Vista Equity Partners and Cambium Capital have launched Vector Core Compute, an inference cloud that combines Intel CPUs, SambaNova RDUs and NVIDIA GPUs. The service is live from a Los Angeles data centre, and Together.ai is its first commercial customer.
The companies describe it as the first commercially available deployment of a disaggregated inference architecture, which assigns different stages of AI inference to different types of processors instead of relying on a GPU-only setup.
VC2 uses Intel Xeon 6 processors for orchestration and tool execution in agentic AI workloads, SambaNova SN40 RDUs for decode, and NVIDIA Blackwell GPUs for prefill and prompt caching. The goal is to match each stage of inference with a processor designed for that task.
According to the companies, independent measurement by Artificial Analysis found the architecture was at least two to three times faster than a GPU-only stack. The launch also includes a USD 3.5 billion compute commitment to SambaNova, backed by Vista and supported by Intel.
The Los Angeles site is the first operational facility in a broader rollout. Additional sites are in development in Chicago, Seattle and Phoenix, with plans for deployments across more than 50 US metropolitan areas by converting existing data centres into inference-focused sites without major facility upgrades.
Different approach
The model reflects a broader shift in the AI market from training large models to running them in production. As companies deploy agentic systems for tasks such as code generation, claims handling and customer service, infrastructure suppliers are trying to reduce latency and cost while increasing throughput.
Rather than centralising capacity in a small number of large sites, VC2 is designed as a distributed network that places compute closer to customers. The approach is intended to reduce delays for enterprise users running inference-heavy applications.
Together.ai, which says it serves more than 400 trillion inference tokens a month, is using the new system to expand capacity for customers building agentic AI applications. Vista has also secured early access to the platform for more than 90 portfolio companies serving more than 2.5 million enterprise customers and 750 million users worldwide.
Robert F. Smith outlined the investment case for the platform in comments accompanying the launch.

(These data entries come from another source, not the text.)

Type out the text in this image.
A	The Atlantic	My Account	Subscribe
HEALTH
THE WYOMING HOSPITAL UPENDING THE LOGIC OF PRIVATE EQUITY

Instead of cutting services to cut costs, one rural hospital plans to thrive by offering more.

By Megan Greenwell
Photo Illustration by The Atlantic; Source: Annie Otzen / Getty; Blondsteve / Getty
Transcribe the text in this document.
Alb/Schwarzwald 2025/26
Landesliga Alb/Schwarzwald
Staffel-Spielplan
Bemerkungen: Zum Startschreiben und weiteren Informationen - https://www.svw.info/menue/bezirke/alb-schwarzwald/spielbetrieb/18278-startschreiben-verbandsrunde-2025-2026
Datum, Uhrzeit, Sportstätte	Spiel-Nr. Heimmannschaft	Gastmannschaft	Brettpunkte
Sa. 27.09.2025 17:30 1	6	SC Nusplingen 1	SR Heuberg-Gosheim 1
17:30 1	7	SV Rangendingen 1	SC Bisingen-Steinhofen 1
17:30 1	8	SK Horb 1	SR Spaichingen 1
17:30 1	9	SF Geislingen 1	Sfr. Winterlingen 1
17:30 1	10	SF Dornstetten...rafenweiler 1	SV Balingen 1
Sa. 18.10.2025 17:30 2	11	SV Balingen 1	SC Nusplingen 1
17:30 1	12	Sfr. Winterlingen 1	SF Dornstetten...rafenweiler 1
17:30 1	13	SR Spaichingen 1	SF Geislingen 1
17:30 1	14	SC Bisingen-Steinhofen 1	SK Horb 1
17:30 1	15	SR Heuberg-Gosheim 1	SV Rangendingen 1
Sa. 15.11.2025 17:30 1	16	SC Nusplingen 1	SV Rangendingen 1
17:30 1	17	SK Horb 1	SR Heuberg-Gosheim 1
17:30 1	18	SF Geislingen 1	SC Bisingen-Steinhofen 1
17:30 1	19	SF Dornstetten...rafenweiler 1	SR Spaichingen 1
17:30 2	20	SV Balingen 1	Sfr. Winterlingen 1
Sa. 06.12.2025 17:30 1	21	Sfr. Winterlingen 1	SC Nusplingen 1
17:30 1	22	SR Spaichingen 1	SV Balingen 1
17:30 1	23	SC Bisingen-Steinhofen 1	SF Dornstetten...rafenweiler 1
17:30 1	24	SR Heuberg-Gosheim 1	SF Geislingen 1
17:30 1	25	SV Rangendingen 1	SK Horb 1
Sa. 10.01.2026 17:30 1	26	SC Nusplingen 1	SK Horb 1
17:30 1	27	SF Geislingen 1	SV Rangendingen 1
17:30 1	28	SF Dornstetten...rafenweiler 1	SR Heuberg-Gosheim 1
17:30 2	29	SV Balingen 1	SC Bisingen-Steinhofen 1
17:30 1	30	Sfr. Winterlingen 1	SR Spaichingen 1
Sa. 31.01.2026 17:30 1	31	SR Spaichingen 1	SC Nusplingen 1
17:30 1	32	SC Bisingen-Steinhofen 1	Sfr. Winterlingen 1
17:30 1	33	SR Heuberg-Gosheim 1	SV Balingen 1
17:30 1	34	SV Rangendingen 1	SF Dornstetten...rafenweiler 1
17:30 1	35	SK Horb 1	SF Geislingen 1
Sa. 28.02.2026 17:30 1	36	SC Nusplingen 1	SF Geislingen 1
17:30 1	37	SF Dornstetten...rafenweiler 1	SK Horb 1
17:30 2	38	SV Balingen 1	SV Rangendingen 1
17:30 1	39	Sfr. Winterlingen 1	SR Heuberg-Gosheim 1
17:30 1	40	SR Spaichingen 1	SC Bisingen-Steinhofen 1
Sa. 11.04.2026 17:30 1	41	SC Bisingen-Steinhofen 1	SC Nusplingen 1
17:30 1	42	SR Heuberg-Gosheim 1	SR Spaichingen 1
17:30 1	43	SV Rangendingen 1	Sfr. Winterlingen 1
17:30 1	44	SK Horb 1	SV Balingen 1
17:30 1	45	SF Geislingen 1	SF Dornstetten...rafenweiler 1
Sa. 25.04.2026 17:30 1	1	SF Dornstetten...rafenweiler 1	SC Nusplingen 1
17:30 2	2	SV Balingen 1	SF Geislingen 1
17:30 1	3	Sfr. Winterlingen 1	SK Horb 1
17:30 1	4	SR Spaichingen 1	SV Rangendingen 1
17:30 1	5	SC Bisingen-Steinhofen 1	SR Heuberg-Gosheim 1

"Agentic AI is producing real work at enterprise scale: decisions made, code written, claims processed, customers served. The constraint is no longer the model; it is access to the infrastructure that makes it economically viable to run at scale. Vista believes purpose-built inference infrastructure is a key competitive enabler for enterprise software - distributing workloads like always-on monitoring, high-volume data processing, and complex multi-step orchestration across specialized hardware to reduce cost. Securing early access to this type of specialized inference cloud puts that infrastructure directly in the hands of our portfolio companies doing this work today. As our portfolio companies scale enterprise agentic solutions and expand value to their customers, innovative inference infrastructure ensures they capture more of that value with improved inference economics," said Robert F. Smith, Founder, Chairman and Chief Executive Officer of Vista Equity Partners.
Industry backing
Intel Chief Executive Officer Lip-Bu Tan described the demonstration of a fully disaggregated system as a turning point for customers seeking a different economic model for inference workloads.
"The rapid growth of AI training over the past decade has resulted in an exponential increase in inference and agentic AI workloads, driving the need for a new model to meet customer demand for high-performance and low-cost inference at scale," said Tan.
"Today's demonstration of fully disaggregated inference represents a breakthrough moment for customers seeking a cost-efficient and high-performance compute model to accelerate the deployment of AI workloads into production. Together, Intel and its partners are redefining and advancing the economics of running inference at scale," he added.
SambaNova, whose chips handle the decode stage in the VC2 design, called the launch its largest commercial deployment to date.
"SambaNova was founded in 2017 before the mechanics of generative inference were understood. We built a chip that was purpose-built for AI, and today, the RDU is perfectly suited for the agentic workloads of the enterprise," said Rodrigo Liang, Co-Founder and Chief Executive Officer of SambaNova.
"VC2 is the largest commercial deployment of SambaNova technology in our history, and we're proud to partner with the industry's strongest leaders," he said.
Cambium Capital argued that a single chip type will not be enough for increasingly complex AI workflows.
"Cambium has been investing in advanced compute longer than most firms in venture today. We know one thing for certain: the agentic era will not be served by a single chip optimized for a single task," said Landon Downs, Co-Founder and Managing Partner of Cambium Capital.
"The disaggregated architecture is the only way to give each stage of an agentic workflow the silicon it needs," he said.
Together.ai said the arrangement would help it add inference capacity for customers and for Vista portfolio companies using the service.
"We continue to see exponential demand for inference tokens, now serving over 400T tokens a month of open models for agentic use cases," said Vipul Ved Prakash, Co-Founder and Chief Executive Officer of Together.ai.
"We are excited to collaborate with Vector Core Compute to bring significantly more inference capacity to companies building the next generation of agentic applications, including early access for more than 90 portfolio companies of Vista Equity Partners," he said.